Documentation
Core Concepts

Core Concepts

Under the hood Optic is a version control tool (think git) for OpenAPI. In Optic there are two kinds of diffs: traffic to spec, and spec to spec. Optic's core use cases are just built on top of these diffs. Preventing breaking changes is just subscribing to spec Δ spec diff results for events like property.removed. Documenting your API from traffic is just transforming traffic Δ spec diffs into patches to your OpenAPI.

Diff functions

Traffic to spec

Optic can diff HTTP logs (in the HAR format) against the behavior of the API in the specification. Undocumented paths/methods will show up as "undocumented operations" that you can add to the specification, and changes to an existing response/request/parameter will show up as "diffs".

The optic verify and optic update commands are all built on traffic Δ spec diffs.

Spec to spec

Optic can diff any two versions of an OpenAPI specification. The result of a spec Δ spec diff is an API changelog. Unlike a simple json diff, Optic's semantic changelog understands the OpenAPI domain and will only show you actual changes in the API. You could add $refs, refactors your schemas, etc and if the behavior is the same Optic won't show a diff.

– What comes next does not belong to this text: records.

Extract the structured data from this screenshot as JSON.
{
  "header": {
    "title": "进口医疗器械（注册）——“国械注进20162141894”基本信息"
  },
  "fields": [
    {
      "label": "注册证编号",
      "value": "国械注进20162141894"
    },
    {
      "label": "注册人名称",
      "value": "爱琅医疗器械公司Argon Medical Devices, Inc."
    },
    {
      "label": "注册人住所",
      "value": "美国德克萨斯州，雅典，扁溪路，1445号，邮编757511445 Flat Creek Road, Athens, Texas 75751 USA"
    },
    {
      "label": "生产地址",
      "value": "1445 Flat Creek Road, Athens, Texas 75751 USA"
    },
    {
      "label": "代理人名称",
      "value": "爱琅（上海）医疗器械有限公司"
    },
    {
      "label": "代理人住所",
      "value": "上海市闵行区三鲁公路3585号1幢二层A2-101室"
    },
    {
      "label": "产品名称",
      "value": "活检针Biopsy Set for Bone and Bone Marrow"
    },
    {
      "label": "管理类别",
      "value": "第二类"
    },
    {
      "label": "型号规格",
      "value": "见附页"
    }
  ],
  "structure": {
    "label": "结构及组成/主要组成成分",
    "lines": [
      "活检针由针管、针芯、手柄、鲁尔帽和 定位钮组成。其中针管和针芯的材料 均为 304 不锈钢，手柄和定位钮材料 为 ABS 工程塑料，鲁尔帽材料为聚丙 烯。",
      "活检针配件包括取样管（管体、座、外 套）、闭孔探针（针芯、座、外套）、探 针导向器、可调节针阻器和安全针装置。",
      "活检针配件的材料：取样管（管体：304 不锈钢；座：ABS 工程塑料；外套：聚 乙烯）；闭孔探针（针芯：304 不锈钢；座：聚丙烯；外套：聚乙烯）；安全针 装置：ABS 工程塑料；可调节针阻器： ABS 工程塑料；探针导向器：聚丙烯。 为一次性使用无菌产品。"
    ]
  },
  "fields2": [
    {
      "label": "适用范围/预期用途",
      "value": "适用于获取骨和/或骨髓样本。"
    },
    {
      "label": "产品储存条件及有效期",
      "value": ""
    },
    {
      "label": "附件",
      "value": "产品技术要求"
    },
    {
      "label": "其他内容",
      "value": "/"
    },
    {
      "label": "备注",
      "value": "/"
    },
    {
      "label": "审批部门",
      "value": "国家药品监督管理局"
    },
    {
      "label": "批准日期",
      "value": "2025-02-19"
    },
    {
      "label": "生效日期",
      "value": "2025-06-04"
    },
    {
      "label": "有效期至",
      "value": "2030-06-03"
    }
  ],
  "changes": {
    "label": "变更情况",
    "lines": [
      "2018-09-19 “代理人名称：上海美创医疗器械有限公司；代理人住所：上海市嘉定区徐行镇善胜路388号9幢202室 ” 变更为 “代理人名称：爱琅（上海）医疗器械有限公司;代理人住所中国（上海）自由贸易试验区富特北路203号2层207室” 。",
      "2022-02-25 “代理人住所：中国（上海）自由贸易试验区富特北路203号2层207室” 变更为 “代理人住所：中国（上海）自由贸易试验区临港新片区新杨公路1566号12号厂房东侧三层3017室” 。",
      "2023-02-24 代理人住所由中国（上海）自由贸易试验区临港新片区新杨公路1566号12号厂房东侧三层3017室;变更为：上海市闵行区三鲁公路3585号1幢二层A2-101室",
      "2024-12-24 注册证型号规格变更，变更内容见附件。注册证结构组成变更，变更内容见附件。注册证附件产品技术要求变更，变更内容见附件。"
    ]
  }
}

You can render these changelogs in CI to help everyone on the team do effective API Change Reviews, and you can use these changelogs to test for breaking changes and enforce your API style guide. Think of this as testing the API changes -- that's essentially how it works. Optic lets you listen for certain kinds of changes between versions ie parameter.added and write assertions.

OpenAPI patching (not generating)

Many tools will generate an OpenAPI specification from traffic, but you are not able to run those generators over and over again. If you do, they will delete your manual contributions like descriptions or more specific schemas. What makes Optic unique is that it never "generates" a specification, it patches the existing one you give it. That is why you have to pass Optic an OpenAPI in every optic update command.

Optic will transform the traffic Δ spec diffs it detects into small json patches to your OpenAPI specification, which it will then apply. It makes surgical patches to your spec, just like a developer would -- they don't rewrite the whole spec when one type changes. Because Optic works this way, you could continue using it to document and update your spec for years instead of just once.

The optic diff command is built on spec Δ spec diffs.

API Coverage and OpenAPI Accuracy

Whether you work design-first or code-fist, it's hard to know whether your OpenAPI spec accurately describes your real API. optic verify ... solves this problem. All this command does is take traffic from your tests, manual QA, or from a real environment exits 1 when any traffic Δ diffs are detected. That's not very useful unless you know how much of your API is being tested. This is where coverage comes in. Optic will compute the % of your OpenAPI specification that has been verified. No diffs and high coverage is a strong signal that your API works as-designed:

 » Verifying API behavior...

 API Behavior Report

 Total Requests          : 128
 Diffs                   : 0
 Undocumented operations : 0
 Undocumented bodies     : 0

 Coverage Report 75.0%
 ●●●●   get /users/{user}/followers
   60   200
 ●●◌◌   get /users/{user}/starred
   25   200
 ●●◌◌   get /gists/{gistId}
   17   200
 ●●◌◌   get /users/{user}/gists
   16   200
 ●◌◌◌   get /users
   10   200
 ◌◌◌◌   get /users/{user}/subscriptions
    0   200

No diffs detected. OpenAPI and implementation appear to be in sync.

Forwards-only governance

Many teams who use API-specific linters like Spectral have found that static linting does not work well for API specifications. If you write a lot of API standards for an existing API, you create a Catch-22 -- the only way to get the lint rules to pass is to make breaking changes, which everyone is trying to avoid. Developers turn off the rules OR stop paying attention.

When Optic runs your Spectral, ReDoc or Optic rules, it can apply different rules to your additions than your existing operations. This is really valuable because it lets teams enforce their latest standards for new APIs, while also allows existing APIs to continue working as they were initially designed to. The signal noise ratio is really strong and developers always know what is important to fix, and what is not. Teams like Snyk who value API consistency across their entire company have migrated their API governance tooling (opens in a new tab) from Spectral to Optic because it is their developers actionable feedback on all the API changes they make.